その頃──生徒会室。重厚な扉が静かに閉まり、室内には紅茶の香りが漂っていた。大きな窓から射し込む夕陽が、磨き上げられた机を橙色に染めている。会長はティーカップを傾け、小さく笑った。


「今日は随分と熱心に見ていたじゃない、海寧」


副会長席に腰掛けていた海寧は、書類から目を離さない。


「……巡回は私の職務だからな」


「それだけ?」


「……」


「梅沢さんのこと」


さらりと言われたその名前に、海寧の手が一瞬だけ止まる。しかし、すぐに何事もなかったように書類へ視線を戻した。


「編入生だ。学院生活に問題がないか確認するのは当然だろう」


椅子にもたれた紫苑が笑う。


「ふーん?当然ねぇ」


「阿良々木、何が言いたい」


「いや?最初に会った日はあんなに警戒してたのに、今日は少し評価してるように見えたからさ」


海寧は静かにペンを置く。


「評価ではない」


低く落ち着いた声。


「努力する者を否定する理由がないだけだ」


「それが評価って言うんだよ」


「違う」


即答だった。さらはくすりと笑う。


「海寧は本当に素直じゃないわね。紫苑もそのくらいにしておきなさい」


「私は事実しか述べていないが……」


「ふふ、そういうことにしておきましょう」


海寧は小さく息を吐き、窓の外へ視線を向けた。


校門へ続く坂道。そこを小柄な赤髪の少女が軽い足取りで歩いていく姿が見える。参考書を胸に抱え、何かを考えて、それでも前だけを向いて歩く後ろ姿。


最初に見た時とは違う。あの日は、学院の空気に飲まれそうになっていた。しかし、今はどこか違う。戸惑いを抱えつつも、自分の足で前へ進ろうとしている。周囲に流されるのではなく、自分の居場所を見つけようとしている。


海寧は窓の外を見つめたまま、小さく目を細めた。


(努力する者は嫌いではない)


だからこそ。


(甘い評価は……与えない)


ここは天ノ川女学院。誰もが憧れる名門。生半可な覚悟では、最後まで立ってはいられない。彼女が本当にこの学院で歩み続けられる人間なのか。それを見極める責任が、自分にはある。

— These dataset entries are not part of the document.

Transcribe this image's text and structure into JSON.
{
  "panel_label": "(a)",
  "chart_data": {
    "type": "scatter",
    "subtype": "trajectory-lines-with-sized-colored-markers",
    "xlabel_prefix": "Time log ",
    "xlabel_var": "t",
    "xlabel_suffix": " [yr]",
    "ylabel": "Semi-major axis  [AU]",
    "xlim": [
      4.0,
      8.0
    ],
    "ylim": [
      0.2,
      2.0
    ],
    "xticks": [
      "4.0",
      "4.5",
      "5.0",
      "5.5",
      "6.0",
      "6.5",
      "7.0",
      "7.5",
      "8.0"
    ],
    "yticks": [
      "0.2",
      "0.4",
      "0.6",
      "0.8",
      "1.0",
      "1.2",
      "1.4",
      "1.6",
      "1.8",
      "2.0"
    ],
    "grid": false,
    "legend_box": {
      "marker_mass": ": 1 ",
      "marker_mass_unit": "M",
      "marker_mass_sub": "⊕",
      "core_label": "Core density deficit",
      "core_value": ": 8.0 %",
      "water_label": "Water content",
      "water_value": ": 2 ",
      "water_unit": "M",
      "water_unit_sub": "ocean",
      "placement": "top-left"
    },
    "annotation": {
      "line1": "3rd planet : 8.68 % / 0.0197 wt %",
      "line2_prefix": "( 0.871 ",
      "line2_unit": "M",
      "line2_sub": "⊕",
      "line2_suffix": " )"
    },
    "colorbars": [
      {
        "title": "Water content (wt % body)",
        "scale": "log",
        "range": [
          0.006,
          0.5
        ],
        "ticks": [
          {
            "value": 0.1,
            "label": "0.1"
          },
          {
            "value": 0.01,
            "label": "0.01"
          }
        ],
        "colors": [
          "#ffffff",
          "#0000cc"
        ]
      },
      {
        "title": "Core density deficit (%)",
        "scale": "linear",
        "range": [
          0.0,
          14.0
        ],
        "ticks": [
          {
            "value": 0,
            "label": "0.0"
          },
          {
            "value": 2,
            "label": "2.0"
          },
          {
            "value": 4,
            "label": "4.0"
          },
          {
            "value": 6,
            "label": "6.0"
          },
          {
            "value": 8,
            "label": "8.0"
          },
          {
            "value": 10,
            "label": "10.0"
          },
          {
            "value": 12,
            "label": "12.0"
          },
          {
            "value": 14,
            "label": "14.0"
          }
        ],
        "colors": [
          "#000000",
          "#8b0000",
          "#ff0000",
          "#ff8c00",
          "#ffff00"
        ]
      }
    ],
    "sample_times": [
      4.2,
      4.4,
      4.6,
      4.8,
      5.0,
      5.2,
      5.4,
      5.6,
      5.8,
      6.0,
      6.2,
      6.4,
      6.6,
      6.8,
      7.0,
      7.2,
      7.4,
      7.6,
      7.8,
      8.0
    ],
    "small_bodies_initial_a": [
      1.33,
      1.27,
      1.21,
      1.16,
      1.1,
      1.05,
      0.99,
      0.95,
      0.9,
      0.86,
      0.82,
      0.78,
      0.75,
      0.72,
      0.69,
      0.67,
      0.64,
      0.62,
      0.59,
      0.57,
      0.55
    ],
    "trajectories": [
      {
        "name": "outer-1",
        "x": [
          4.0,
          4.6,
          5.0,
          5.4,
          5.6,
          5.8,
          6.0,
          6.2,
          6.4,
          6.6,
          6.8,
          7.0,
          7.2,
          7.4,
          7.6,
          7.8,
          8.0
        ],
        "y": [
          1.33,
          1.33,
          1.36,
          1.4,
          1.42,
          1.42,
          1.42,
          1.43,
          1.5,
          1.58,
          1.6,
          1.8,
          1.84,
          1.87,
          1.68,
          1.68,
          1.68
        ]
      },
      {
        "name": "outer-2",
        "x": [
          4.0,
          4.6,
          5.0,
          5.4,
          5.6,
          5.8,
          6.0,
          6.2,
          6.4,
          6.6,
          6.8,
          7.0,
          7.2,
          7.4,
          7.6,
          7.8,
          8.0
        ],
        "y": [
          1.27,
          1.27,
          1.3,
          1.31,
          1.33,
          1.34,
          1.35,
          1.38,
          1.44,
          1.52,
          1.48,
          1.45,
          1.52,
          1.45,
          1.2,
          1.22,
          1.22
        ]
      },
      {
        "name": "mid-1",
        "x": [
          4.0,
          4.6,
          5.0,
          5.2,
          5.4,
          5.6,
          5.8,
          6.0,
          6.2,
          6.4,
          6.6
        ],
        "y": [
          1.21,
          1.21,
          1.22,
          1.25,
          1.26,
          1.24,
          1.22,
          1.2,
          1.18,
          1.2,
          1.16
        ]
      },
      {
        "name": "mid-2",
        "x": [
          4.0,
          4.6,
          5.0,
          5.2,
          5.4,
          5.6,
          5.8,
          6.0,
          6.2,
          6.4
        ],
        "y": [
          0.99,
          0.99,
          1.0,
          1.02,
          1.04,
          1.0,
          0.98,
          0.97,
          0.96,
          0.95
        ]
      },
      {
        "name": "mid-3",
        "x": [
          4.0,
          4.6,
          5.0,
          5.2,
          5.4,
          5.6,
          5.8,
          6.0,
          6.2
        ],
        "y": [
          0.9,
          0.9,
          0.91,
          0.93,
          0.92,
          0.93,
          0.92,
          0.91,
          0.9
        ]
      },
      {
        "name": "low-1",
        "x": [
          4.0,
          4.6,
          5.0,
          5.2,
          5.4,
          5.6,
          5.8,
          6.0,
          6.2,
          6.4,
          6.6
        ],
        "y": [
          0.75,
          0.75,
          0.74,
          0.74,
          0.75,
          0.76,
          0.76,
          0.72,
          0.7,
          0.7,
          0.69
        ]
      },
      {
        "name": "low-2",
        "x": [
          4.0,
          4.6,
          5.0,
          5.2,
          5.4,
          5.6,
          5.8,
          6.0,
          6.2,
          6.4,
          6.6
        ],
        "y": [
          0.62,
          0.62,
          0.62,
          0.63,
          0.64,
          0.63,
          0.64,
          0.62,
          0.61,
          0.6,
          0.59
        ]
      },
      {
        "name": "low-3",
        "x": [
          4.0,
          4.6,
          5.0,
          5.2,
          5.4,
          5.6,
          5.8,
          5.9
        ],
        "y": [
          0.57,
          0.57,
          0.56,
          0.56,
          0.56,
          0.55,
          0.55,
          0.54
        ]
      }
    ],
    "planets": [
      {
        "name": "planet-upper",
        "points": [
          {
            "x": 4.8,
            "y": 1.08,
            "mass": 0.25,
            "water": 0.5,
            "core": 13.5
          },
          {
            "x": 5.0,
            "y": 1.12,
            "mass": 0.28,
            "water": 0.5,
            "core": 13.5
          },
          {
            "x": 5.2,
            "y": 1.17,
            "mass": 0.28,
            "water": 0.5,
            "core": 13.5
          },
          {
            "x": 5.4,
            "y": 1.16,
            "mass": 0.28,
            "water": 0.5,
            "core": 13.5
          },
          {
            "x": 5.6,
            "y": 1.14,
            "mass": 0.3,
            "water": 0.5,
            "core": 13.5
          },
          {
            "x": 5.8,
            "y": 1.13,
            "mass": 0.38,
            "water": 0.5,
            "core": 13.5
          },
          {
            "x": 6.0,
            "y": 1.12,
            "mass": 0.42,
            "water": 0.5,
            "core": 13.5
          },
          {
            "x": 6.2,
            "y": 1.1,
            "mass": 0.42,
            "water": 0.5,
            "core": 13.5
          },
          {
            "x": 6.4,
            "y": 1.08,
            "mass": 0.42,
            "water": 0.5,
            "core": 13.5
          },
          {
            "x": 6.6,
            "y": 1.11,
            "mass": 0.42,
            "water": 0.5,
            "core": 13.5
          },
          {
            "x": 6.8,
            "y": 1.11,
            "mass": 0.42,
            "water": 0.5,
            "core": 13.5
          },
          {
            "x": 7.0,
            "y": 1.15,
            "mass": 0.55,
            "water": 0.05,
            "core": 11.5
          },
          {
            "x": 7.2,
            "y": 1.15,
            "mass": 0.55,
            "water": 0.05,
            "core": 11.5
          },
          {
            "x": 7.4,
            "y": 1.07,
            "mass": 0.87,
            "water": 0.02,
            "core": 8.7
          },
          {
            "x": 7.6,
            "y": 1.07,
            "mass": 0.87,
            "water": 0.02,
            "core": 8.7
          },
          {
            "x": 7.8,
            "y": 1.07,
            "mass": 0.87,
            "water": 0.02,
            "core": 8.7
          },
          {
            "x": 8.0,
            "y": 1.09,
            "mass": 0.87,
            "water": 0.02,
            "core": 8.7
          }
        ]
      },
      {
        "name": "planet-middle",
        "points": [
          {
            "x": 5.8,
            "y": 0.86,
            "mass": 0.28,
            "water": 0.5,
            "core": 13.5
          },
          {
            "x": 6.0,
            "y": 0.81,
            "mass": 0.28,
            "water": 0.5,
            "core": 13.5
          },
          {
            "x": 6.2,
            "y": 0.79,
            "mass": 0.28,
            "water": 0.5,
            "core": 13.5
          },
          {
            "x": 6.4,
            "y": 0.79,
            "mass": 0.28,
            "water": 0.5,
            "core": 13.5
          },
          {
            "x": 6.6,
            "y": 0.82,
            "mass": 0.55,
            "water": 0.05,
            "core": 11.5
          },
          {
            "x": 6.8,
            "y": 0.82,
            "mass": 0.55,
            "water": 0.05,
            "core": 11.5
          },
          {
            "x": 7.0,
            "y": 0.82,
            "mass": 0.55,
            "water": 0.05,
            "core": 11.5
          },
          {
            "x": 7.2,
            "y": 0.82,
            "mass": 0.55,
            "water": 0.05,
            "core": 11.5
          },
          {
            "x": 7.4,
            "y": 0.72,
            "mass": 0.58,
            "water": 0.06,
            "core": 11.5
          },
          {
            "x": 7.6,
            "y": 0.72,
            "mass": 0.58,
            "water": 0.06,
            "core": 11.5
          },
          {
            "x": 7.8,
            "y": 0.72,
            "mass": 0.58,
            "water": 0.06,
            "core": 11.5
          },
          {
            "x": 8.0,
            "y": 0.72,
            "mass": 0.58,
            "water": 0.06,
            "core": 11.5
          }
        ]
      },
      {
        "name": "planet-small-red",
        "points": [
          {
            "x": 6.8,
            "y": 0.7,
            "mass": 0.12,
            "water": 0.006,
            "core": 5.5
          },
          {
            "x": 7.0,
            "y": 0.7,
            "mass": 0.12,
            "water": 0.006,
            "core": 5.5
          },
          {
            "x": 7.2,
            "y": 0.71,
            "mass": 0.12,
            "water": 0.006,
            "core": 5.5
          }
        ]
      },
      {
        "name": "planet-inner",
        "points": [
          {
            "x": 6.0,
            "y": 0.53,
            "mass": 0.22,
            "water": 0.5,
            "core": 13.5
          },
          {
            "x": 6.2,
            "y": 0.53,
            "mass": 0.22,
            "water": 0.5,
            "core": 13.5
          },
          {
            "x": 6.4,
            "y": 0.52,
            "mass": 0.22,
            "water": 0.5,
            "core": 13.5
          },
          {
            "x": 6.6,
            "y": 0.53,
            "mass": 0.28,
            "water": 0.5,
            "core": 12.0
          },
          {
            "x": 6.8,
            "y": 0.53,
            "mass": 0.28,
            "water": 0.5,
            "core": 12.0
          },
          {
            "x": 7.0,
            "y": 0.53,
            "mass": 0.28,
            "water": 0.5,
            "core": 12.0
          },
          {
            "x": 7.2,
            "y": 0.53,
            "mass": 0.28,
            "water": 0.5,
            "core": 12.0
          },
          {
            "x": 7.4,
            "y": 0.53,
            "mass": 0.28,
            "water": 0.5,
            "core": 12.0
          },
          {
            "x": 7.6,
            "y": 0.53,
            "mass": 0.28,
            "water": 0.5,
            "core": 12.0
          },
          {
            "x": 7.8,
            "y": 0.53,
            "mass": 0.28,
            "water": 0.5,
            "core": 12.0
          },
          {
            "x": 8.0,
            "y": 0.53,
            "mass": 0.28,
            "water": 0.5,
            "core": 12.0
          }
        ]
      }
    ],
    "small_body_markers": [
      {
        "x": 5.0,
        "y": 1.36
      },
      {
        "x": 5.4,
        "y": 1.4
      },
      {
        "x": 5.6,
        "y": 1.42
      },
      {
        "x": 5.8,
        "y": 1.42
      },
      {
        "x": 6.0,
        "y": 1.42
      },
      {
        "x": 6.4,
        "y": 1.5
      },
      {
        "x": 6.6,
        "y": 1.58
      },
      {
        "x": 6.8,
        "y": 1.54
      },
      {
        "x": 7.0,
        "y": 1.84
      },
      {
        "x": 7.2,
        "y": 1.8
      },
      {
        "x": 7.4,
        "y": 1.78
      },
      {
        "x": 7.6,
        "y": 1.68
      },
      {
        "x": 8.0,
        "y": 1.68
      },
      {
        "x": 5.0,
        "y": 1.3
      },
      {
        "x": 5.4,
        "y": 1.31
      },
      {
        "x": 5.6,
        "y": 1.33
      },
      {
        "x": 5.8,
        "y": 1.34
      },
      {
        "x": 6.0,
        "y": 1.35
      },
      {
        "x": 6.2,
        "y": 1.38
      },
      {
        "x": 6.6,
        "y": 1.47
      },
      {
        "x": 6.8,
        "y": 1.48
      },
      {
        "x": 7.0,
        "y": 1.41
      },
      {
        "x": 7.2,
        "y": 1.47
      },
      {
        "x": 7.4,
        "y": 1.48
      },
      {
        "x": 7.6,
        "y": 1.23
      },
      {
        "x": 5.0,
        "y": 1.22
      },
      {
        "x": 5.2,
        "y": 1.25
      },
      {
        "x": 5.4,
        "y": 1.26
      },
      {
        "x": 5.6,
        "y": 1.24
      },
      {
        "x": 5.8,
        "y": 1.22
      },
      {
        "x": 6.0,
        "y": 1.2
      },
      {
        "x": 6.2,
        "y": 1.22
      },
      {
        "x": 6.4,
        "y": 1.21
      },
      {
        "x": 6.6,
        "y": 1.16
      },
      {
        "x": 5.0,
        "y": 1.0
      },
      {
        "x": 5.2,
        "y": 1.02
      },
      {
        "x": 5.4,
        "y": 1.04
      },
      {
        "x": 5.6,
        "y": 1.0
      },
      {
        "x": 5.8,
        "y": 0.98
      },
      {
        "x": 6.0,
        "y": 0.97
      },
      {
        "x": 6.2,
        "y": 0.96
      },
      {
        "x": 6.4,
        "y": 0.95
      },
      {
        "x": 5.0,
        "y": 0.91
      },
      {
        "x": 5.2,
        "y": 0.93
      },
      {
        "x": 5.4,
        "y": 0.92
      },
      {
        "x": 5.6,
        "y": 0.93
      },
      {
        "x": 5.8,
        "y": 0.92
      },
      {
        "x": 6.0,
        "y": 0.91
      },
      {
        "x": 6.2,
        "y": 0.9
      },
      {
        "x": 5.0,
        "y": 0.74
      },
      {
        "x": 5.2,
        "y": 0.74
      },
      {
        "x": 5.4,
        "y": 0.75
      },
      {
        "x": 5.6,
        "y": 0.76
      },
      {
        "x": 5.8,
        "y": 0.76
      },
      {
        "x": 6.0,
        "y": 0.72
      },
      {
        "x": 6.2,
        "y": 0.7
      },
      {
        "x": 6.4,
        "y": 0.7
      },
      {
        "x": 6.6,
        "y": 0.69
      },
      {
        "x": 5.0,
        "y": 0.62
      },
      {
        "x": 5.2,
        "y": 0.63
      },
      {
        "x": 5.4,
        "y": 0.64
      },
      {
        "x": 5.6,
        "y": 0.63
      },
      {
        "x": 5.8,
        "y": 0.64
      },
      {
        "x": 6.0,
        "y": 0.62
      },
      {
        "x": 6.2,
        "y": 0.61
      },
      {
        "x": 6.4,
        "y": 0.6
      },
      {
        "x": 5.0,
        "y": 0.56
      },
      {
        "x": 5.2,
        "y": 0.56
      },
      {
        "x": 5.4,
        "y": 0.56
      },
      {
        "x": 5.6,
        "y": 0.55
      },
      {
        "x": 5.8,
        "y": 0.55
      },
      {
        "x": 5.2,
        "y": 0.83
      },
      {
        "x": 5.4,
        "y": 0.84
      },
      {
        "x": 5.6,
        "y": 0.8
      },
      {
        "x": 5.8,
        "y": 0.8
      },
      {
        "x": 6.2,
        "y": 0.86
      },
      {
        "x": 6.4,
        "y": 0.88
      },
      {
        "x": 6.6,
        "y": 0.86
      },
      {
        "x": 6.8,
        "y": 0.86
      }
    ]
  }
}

海寧は静かに窓から目を離し、再び書類へ視線を落とした。


「……期末考査」


ぽつり、と呟く。


「そこで分かる」


会長は、その横顔を見つめ、柔らかく微笑んだ。カップをソーサーへ戻し、優雅に言葉を紡ぐ。


「楽しみね」


夕陽が完全に沈み、天ノ川女学院は静かな夜を迎えようとしていた。


しかし、梅沢杏奈の学院生活は、まだ始まったばかり。


友情も。恋も。試練も。


そのすべてが、この先に待っていることを、まだ誰も知らない──。